To wrap up, there is one final question that must be answered. Throughout this essay, I’ve tried to remain objective and impartial. I face a dilemma when it comes to series 8. The geek in me likes it (as does the thirteen year old who fancied Jenna Coleman) but the writer in me finds it a terrible disappointment. Whenever I try to balance these two points of view, an idea comes to mind that I can’t help but become fixated on: Does the series fail because of thematic dissonance?
For my money, the lack of correspondence between the episodes is the biggest problem. It causes tonal inconsistence, lack of strong characterisation and exposes the other weaknesses (such as some really awful ideas *THE MOON'S AN EGG* and the difficulty surrounding the supporting cast) in a time when the show was under great scrutiny.  
I don’t, however, think there’s an objective answer to this, which I suppose is embodied by my own dilemma. The fan in me finds Capaldi’s grappling with morality entertaining. The writer in me thinks that it is poorly executed and a little annoying. But I think I can find a compromise that, subjectively, would solve series 8’s problem:
Drive the story with the theme, not the theme with the story.

In reality, series 8 drives theme with story. Each story has a moment where it sits down, and says, “This is how this episode links to our overarching theme,” then winks at the camera and runs away. It’s like the story of the series has been mostly written, except for the set up and the pay off, and then Moffat has gone through, retroactively working the theme into each story and writing a set up and pay off to match. It’s not so much an idea that recurs in or pervades a work of art or literature as an idea that has been copied and pasted into a work of art or literature.

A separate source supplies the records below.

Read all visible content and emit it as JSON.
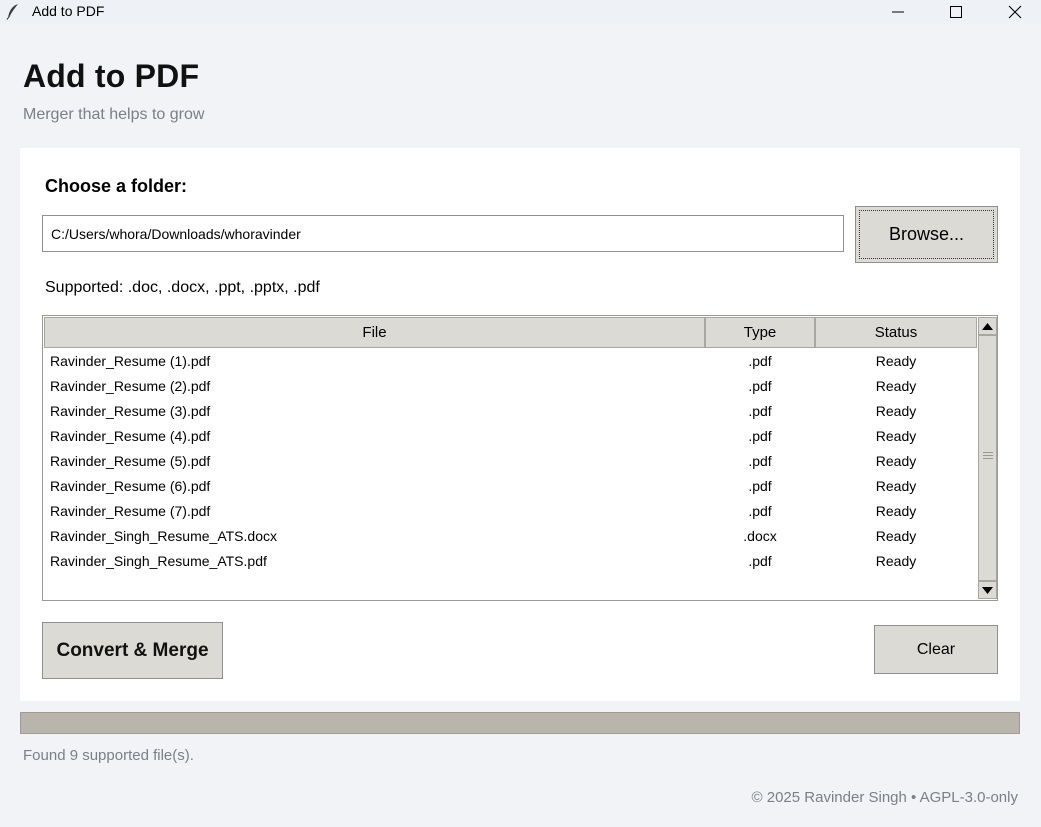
{
  "window": {
    "title": "Add to PDF",
    "icon": "feather-icon"
  },
  "header": {
    "title": "Add to PDF",
    "subtitle": "Merger that helps to grow"
  },
  "folder": {
    "label": "Choose a folder:",
    "path": "C:/Users/whora/Downloads/whoravinder",
    "browse_label": "Browse..."
  },
  "supported_text": "Supported: .doc, .docx, .ppt, .pptx, .pdf",
  "table": {
    "columns": [
      "File",
      "Type",
      "Status"
    ],
    "rows": [
      {
        "file": "Ravinder_Resume (1).pdf",
        "type": ".pdf",
        "status": "Ready"
      },
      {
        "file": "Ravinder_Resume (2).pdf",
        "type": ".pdf",
        "status": "Ready"
      },
      {
        "file": "Ravinder_Resume (3).pdf",
        "type": ".pdf",
        "status": "Ready"
      },
      {
        "file": "Ravinder_Resume (4).pdf",
        "type": ".pdf",
        "status": "Ready"
      },
      {
        "file": "Ravinder_Resume (5).pdf",
        "type": ".pdf",
        "status": "Ready"
      },
      {
        "file": "Ravinder_Resume (6).pdf",
        "type": ".pdf",
        "status": "Ready"
      },
      {
        "file": "Ravinder_Resume (7).pdf",
        "type": ".pdf",
        "status": "Ready"
      },
      {
        "file": "Ravinder_Singh_Resume_ATS.docx",
        "type": ".docx",
        "status": "Ready"
      },
      {
        "file": "Ravinder_Singh_Resume_ATS.pdf",
        "type": ".pdf",
        "status": "Ready"
      }
    ]
  },
  "actions": {
    "convert_label": "Convert & Merge",
    "clear_label": "Clear"
  },
  "progress": {
    "fraction": 0
  },
  "status": "Found 9 supported file(s).",
  "footer": "© 2025 Ravinder Singh • AGPL-3.0-only",
  "colors": {
    "background": "#f1f3f7",
    "card": "#ffffff",
    "button": "#dcdad5",
    "progress_trough": "#b9b4ac",
    "muted_text": "#7b7f86"
  }
}
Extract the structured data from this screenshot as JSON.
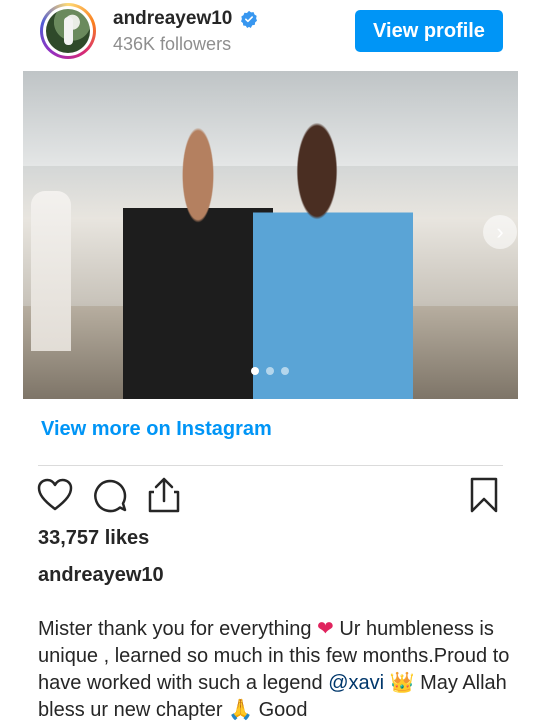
{
  "header": {
    "username": "andreayew10",
    "followers": "436K followers",
    "view_profile_label": "View profile"
  },
  "post": {
    "carousel": {
      "total_slides": 3,
      "active_slide": 1
    },
    "view_more_label": "View more on Instagram",
    "likes": "33,757 likes",
    "caption_user": "andreayew10",
    "caption_lines": [
      "Mister thank you for everything",
      "Ur humbleness is unique , learned so much in this few months.Proud to have worked with such a legend",
      "@xavi",
      "May Allah bless ur new chapter",
      "Good"
    ]
  },
  "colors": {
    "accent": "#0095f6",
    "text": "#262626",
    "secondary": "#8e8e8e",
    "divider": "#dbdbdb",
    "heart": "#e0245e"
  },
  "icons": {
    "like": "heart-outline-icon",
    "comment": "comment-bubble-icon",
    "share": "share-upload-icon",
    "save": "bookmark-icon",
    "verified": "verified-badge-icon",
    "next": "chevron-right-icon"
  }
}
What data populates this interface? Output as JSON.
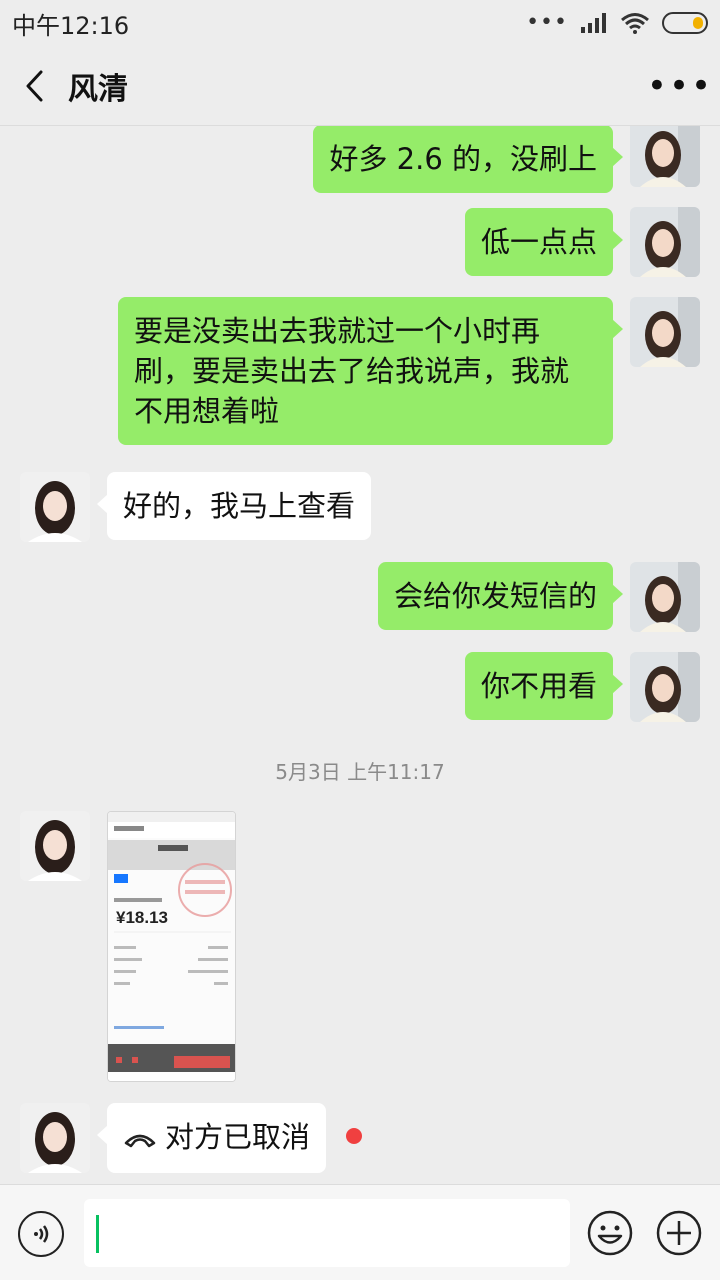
{
  "status_bar": {
    "time": "中午12:16",
    "signal": "signal-icon",
    "wifi": "wifi-icon",
    "battery": "battery-icon"
  },
  "header": {
    "title": "风清",
    "back_icon": "chevron-left-icon",
    "more_icon": "more-dots-icon"
  },
  "messages": [
    {
      "side": "right",
      "text": "好多 2.6 的，没刷上"
    },
    {
      "side": "right",
      "text": "低一点点"
    },
    {
      "side": "right",
      "text": "要是没卖出去我就过一个小时再刷，要是卖出去了给我说声，我就不用想着啦"
    },
    {
      "side": "left",
      "text": "好的，我马上查看"
    },
    {
      "side": "right",
      "text": "会给你发短信的"
    },
    {
      "side": "right",
      "text": "你不用看"
    }
  ],
  "timestamp": "5月3日 上午11:17",
  "image_message": {
    "amount": "¥18.13",
    "stamp_text": "支付宝（中国）网络技术有限公司"
  },
  "call_message": {
    "text": "对方已取消",
    "icon": "phone-hangup-icon"
  },
  "input_bar": {
    "voice_icon": "voice-icon",
    "emoji_icon": "emoji-icon",
    "plus_icon": "plus-icon",
    "value": ""
  },
  "colors": {
    "my_bubble": "#95ec69",
    "other_bubble": "#ffffff",
    "background": "#ededed",
    "caret": "#07c160",
    "unread_dot": "#f04040"
  }
}
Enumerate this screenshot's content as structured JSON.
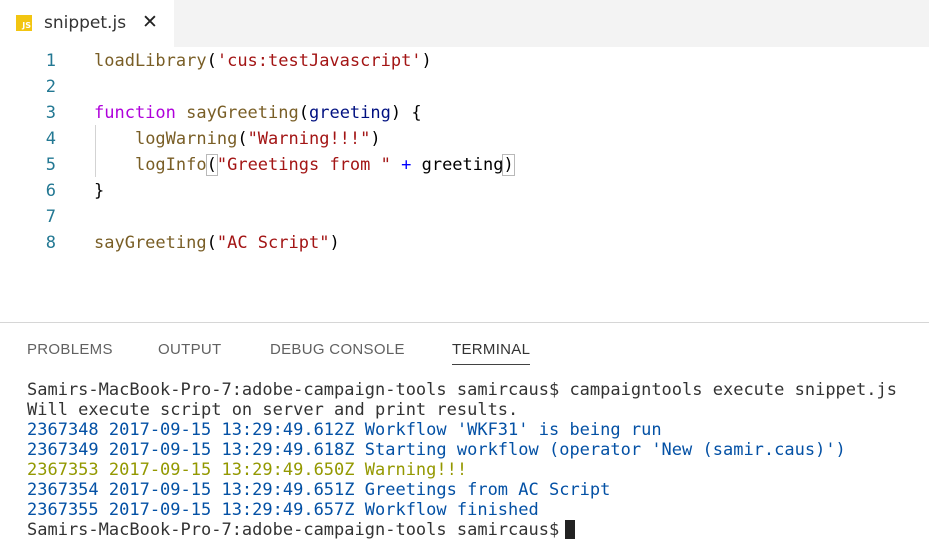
{
  "tab": {
    "icon_label": "JS",
    "file_name": "snippet.js",
    "close_glyph": "✕"
  },
  "editor": {
    "line_numbers": [
      "1",
      "2",
      "3",
      "4",
      "5",
      "6",
      "7",
      "8"
    ],
    "lines": [
      {
        "tokens": [
          [
            "fn",
            "loadLibrary"
          ],
          [
            "txt",
            "("
          ],
          [
            "str",
            "'cus:testJavascript'"
          ],
          [
            "txt",
            ")"
          ]
        ]
      },
      {
        "tokens": []
      },
      {
        "tokens": [
          [
            "kw2",
            "function"
          ],
          [
            "txt",
            " "
          ],
          [
            "fnname",
            "sayGreeting"
          ],
          [
            "txt",
            "("
          ],
          [
            "param",
            "greeting"
          ],
          [
            "txt",
            ") {"
          ]
        ]
      },
      {
        "tokens": [
          [
            "txt",
            "    "
          ],
          [
            "fn",
            "logWarning"
          ],
          [
            "txt",
            "("
          ],
          [
            "str",
            "\"Warning!!!\""
          ],
          [
            "txt",
            ")"
          ]
        ]
      },
      {
        "tokens": [
          [
            "txt",
            "    "
          ],
          [
            "fn",
            "logInfo"
          ],
          [
            "br",
            "("
          ],
          [
            "str",
            "\"Greetings from \""
          ],
          [
            "txt",
            " "
          ],
          [
            "kw",
            "+"
          ],
          [
            "txt",
            " greeting"
          ],
          [
            "br",
            ")"
          ]
        ]
      },
      {
        "tokens": [
          [
            "txt",
            "}"
          ]
        ]
      },
      {
        "tokens": []
      },
      {
        "tokens": [
          [
            "fn",
            "sayGreeting"
          ],
          [
            "txt",
            "("
          ],
          [
            "str",
            "\"AC Script\""
          ],
          [
            "txt",
            ")"
          ]
        ]
      }
    ]
  },
  "panel": {
    "tabs": [
      "PROBLEMS",
      "OUTPUT",
      "DEBUG CONSOLE",
      "TERMINAL"
    ],
    "active_tab": "TERMINAL"
  },
  "terminal": {
    "lines": [
      {
        "style": "default",
        "text": "Samirs-MacBook-Pro-7:adobe-campaign-tools samircaus$ campaigntools execute snippet.js"
      },
      {
        "style": "default",
        "text": "Will execute script on server and print results."
      },
      {
        "style": "blue",
        "text": "2367348 2017-09-15 13:29:49.612Z Workflow 'WKF31' is being run"
      },
      {
        "style": "blue",
        "text": "2367349 2017-09-15 13:29:49.618Z Starting workflow (operator 'New (samir.caus)')"
      },
      {
        "style": "yellow",
        "text": "2367353 2017-09-15 13:29:49.650Z Warning!!!"
      },
      {
        "style": "blue",
        "text": "2367354 2017-09-15 13:29:49.651Z Greetings from AC Script"
      },
      {
        "style": "blue",
        "text": "2367355 2017-09-15 13:29:49.657Z Workflow finished"
      }
    ],
    "prompt": "Samirs-MacBook-Pro-7:adobe-campaign-tools samircaus$"
  },
  "colors": {
    "js_icon": "#f2c511",
    "line_number": "#237893",
    "terminal_blue": "#0451a5",
    "terminal_yellow": "#949800"
  }
}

What I believe would make more sense is for the theme to be a major factor in constructing the stories, rather than something to include in them. Starting a series with the intention to tell a redemption arc almost forces you, at the beginning of each episode, to wonder how this episode can propel such an idea forward so you end up with one cohesive narrative that’s all reading from the same hymn sheet.